The site itself comes across as pleasing to the eye and fairly easy to navigate.  It is suggested I update my gaming profile and library in order to receive an additional 500 points (I’ll get to the points structure in a minute) to my already acquired 250 enrollment points.  How much information you add to the gaming library is up to the user.  I spent a fair amount of time updating my own gaming library but eventually became bored and started to ask myself why they wanted me to list the games “I Have”, “I Want” or “I Had”.  I can only guess that from a marketing perspective the company will be using this information to ascertain your gaming habits in order to elicit future purchases based on follow up emails and advertising.  Then again, at second glance, everything I was doing was very much reminiscent of another gaming program I have been very happy with – Goozex.  Although I’m speculating it wouldn’t surprise me in the least if GameStop makes the jump to a similar Goozex-like trading program.  Just a guess but, for the sake of future reference, let’s just say I’m calling it.

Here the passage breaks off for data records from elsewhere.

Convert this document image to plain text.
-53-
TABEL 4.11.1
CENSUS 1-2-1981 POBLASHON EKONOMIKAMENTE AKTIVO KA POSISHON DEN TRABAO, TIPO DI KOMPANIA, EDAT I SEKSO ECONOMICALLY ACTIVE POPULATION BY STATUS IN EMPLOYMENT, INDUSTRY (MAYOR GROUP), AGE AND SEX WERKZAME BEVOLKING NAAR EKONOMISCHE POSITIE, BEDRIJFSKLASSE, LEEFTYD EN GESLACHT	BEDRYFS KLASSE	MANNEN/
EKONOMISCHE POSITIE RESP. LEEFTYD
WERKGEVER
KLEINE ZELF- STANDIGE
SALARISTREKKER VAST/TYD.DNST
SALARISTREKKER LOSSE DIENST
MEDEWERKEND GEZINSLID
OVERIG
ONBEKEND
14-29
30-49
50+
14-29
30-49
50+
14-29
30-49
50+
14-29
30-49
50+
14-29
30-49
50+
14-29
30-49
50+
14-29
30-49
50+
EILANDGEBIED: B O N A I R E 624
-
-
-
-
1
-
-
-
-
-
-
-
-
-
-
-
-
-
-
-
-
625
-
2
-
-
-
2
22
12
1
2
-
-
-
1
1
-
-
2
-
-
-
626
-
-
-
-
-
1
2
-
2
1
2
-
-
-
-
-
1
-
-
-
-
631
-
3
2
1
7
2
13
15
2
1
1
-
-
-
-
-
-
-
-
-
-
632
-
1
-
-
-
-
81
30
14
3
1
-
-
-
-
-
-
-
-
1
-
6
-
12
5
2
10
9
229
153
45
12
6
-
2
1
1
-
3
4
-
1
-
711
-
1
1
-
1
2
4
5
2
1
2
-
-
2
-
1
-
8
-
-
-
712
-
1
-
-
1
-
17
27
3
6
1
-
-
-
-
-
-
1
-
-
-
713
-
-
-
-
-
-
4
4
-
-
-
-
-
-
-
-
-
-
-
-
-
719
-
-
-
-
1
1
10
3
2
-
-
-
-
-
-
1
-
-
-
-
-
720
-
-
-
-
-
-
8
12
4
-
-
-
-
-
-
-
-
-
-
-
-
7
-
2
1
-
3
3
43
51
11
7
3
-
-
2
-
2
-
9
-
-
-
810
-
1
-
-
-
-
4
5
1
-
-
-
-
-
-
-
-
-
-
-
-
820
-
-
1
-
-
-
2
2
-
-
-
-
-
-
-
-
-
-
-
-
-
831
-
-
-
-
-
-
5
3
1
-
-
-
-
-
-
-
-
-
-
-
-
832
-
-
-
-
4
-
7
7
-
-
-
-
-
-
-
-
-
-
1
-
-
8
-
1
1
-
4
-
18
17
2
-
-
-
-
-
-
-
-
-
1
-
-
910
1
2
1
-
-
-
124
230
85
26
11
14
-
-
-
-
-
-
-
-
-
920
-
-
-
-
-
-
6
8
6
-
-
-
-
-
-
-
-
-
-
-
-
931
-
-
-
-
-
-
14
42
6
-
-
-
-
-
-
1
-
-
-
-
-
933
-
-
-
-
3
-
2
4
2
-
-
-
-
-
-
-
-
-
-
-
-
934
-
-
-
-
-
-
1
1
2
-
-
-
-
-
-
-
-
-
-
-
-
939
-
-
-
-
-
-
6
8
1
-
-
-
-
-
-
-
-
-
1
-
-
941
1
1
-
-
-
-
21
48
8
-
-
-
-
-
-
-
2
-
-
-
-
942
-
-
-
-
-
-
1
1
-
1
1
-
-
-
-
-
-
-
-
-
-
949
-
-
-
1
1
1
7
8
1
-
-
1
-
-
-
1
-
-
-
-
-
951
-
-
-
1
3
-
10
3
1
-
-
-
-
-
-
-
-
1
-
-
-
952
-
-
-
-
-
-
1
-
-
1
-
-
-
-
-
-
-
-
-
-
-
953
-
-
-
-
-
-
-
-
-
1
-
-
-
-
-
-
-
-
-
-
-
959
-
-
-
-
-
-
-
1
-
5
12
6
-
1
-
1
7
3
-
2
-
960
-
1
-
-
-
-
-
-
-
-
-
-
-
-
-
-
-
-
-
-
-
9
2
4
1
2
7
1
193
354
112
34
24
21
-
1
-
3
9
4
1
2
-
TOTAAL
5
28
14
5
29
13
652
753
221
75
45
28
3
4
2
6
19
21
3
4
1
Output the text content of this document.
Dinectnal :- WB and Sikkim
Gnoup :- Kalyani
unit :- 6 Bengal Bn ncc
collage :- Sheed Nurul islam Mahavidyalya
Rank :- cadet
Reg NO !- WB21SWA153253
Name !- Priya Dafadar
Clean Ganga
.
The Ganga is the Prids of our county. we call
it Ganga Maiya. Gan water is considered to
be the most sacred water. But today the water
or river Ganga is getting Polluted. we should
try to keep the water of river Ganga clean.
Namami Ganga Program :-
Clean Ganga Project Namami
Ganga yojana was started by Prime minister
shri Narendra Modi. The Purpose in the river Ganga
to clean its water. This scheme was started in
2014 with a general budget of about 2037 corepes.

So far I’m not all that impressed with this change.  Sure the website is presentable and easy to use but I don’t generally find myself gravitating to the GameStop site to satisfy my gaming needs.  For that I of course head straight to psnation.org (shameless, I know).  However, I did mention something about a points scheme which typically leads to free shit . . . and I’m all about the free shit.

Starting off with a quick and easy 750 points seemed like a good deal.  In no time I’ll be trading those points over for a free game or maybe an extra Move controller, right?  Anything is possible but in the case of the PowerUp Rewards Pro program it might be a long time in the waiting.  Currently listed as the lowest and highest points redemption rewards available here’s what you can expect:

1,000 Points = Game Protection Guarantee

50,000 Points = $50.00 off any GameStop purchase

In addition, the points are accumulated in the following ways:

10 Points per dollar spent on all new games, consoles and strategy guides.

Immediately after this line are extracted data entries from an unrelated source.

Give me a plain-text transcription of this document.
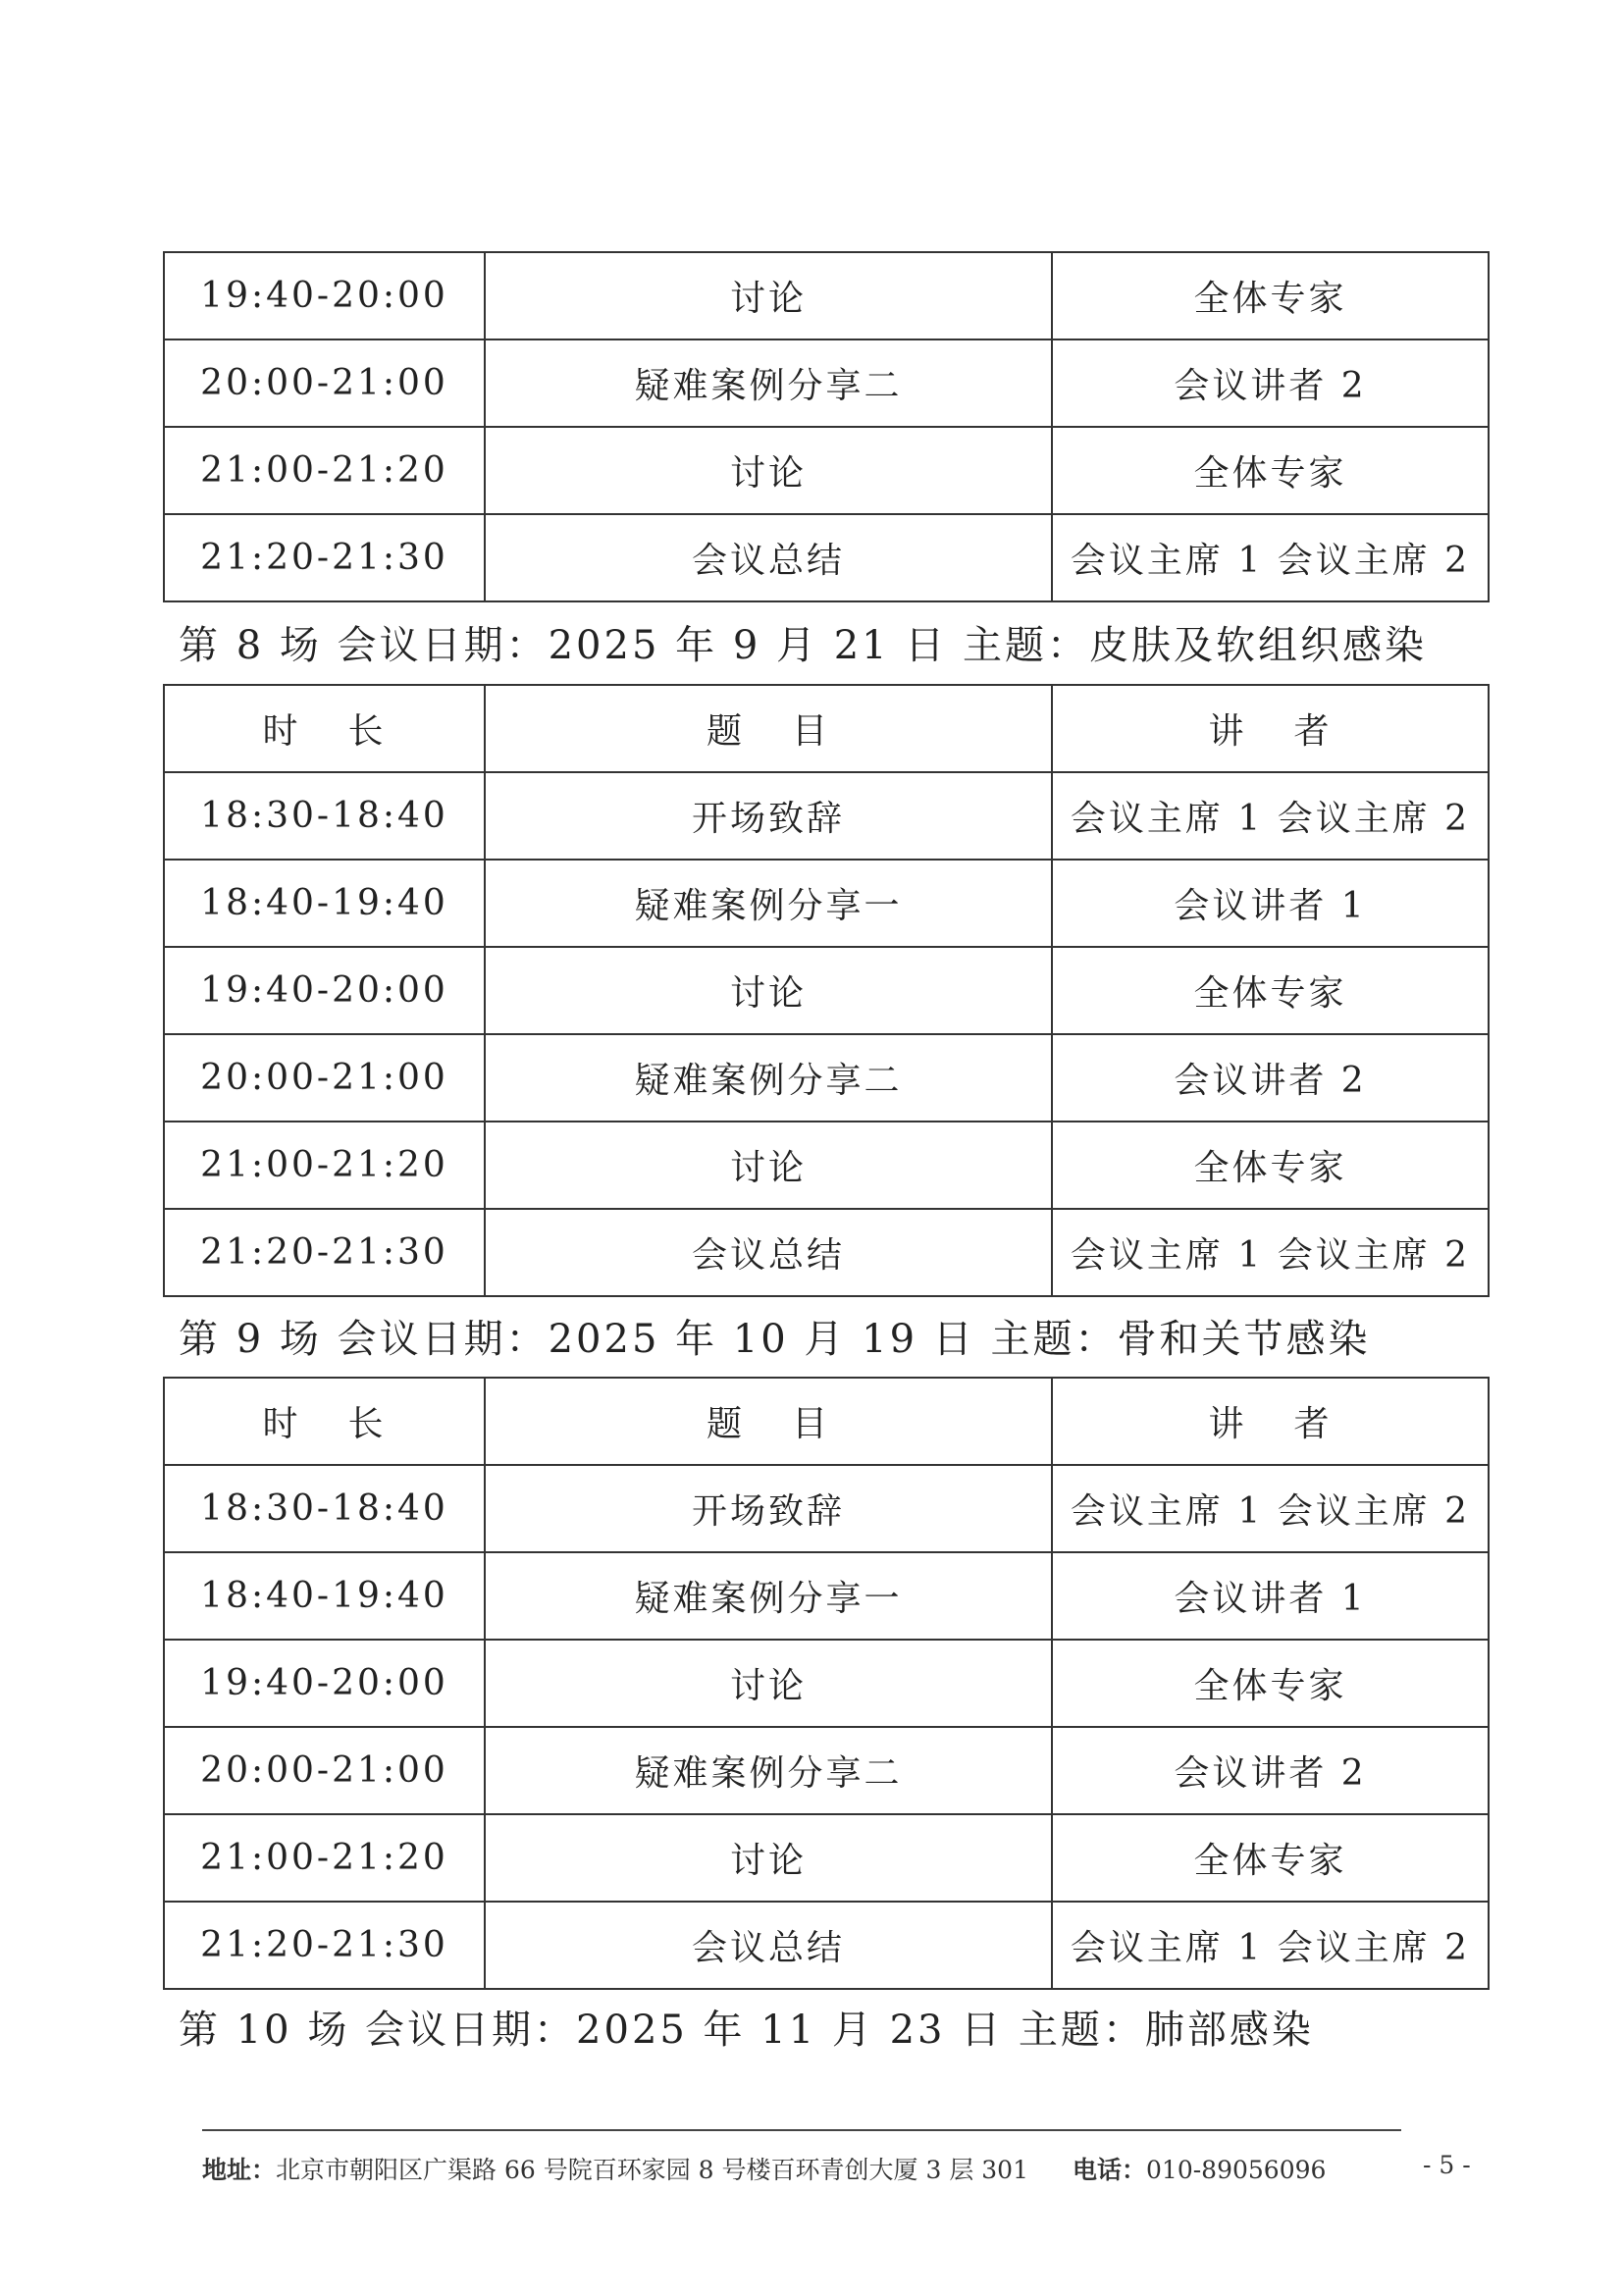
19:40-20:00	讨论	全体专家
20:00-21:00	疑难案例分享二	会议讲者 2
21:00-21:20	讨论	全体专家
21:20-21:30	会议总结	会议主席 1 会议主席 2
第 8 场 会议日期：2025 年 9 月 21 日 主题：皮肤及软组织感染
时 长	题 目	讲 者
18:30-18:40	开场致辞	会议主席 1 会议主席 2
18:40-19:40	疑难案例分享一	会议讲者 1
19:40-20:00	讨论	全体专家
20:00-21:00	疑难案例分享二	会议讲者 2
21:00-21:20	讨论	全体专家
21:20-21:30	会议总结	会议主席 1 会议主席 2
第 9 场 会议日期：2025 年 10 月 19 日 主题：骨和关节感染
时 长	题 目	讲 者
18:30-18:40	开场致辞	会议主席 1 会议主席 2
18:40-19:40	疑难案例分享一	会议讲者 1
19:40-20:00	讨论	全体专家
20:00-21:00	疑难案例分享二	会议讲者 2
21:00-21:20	讨论	全体专家
21:20-21:30	会议总结	会议主席 1 会议主席 2
第 10 场 会议日期：2025 年 11 月 23 日 主题：肺部感染
地址：北京市朝阳区广渠路 66 号院百环家园 8 号楼百环青创大厦 3 层 301 电话：010-89056096	- 5 -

20 Points per dollar spent on pre-owned games, accessories and consoles.

20 points per dollar on traded-in games or consoles.

I’ll let you be the judge if this is a good deal or not.  I will say that the available points redemption purchases are wide ranging from the ridiculous (Game Protection Plan – really?) to the unrelated (iTunes card).  Variety is always a good thing . . . if I’m at the grocery store!  If I’m on the hunt for a cheap wallet or stupid belt buckle (look ’em up, they’re listed) I’ll head to my local Dollar Store.

I realize this is a new program for the giant of used games and that this will probably be the first iteration of many changes and enhancements to come but so far I’m just not feeling the love that I had been anticipating since the beginning of the year.  For months rumors were abound and each GameStop employee I spoke with had his or her own speculative thoughts.  I was expecting something more . . . something better.

My overall impression is that for $14.99/year the GameStop Power Up Rewards Pro is an inexpensive means to, at the very least, receive a top notch gaming magazine in the form of GameInformer.  On occasion GameStop provides its customers with the ever tempting buy 2 get 1 free used game sale and the Reward Pro continues its already established 10% off used games offer.  Half of the games I’ve added to my library just this past year alone has been the result of such deals.  Trading in games via the GameStop trade-in program continues to be less than profitable, even with the added 10% trade-in deal that also remains with the Reward Pro.

Time will tell what becomes of this added points plan and if my predictions of a Goozex clone will come to fruition.  If you already have a GameStop membership card the Reward Pro is a free and painless upgrade – go ahead and do it.  If you’re walking into a GameStop store for the first time and the employee on duty offers you this $14.99 program (and believe me, they will – several times) I still say go ahead and do it.  It’s cheap and if you’re a gamer that has “the sickness” the amount saved on used games with the added 10% discount will more than pay for the cost of the card in a few short months.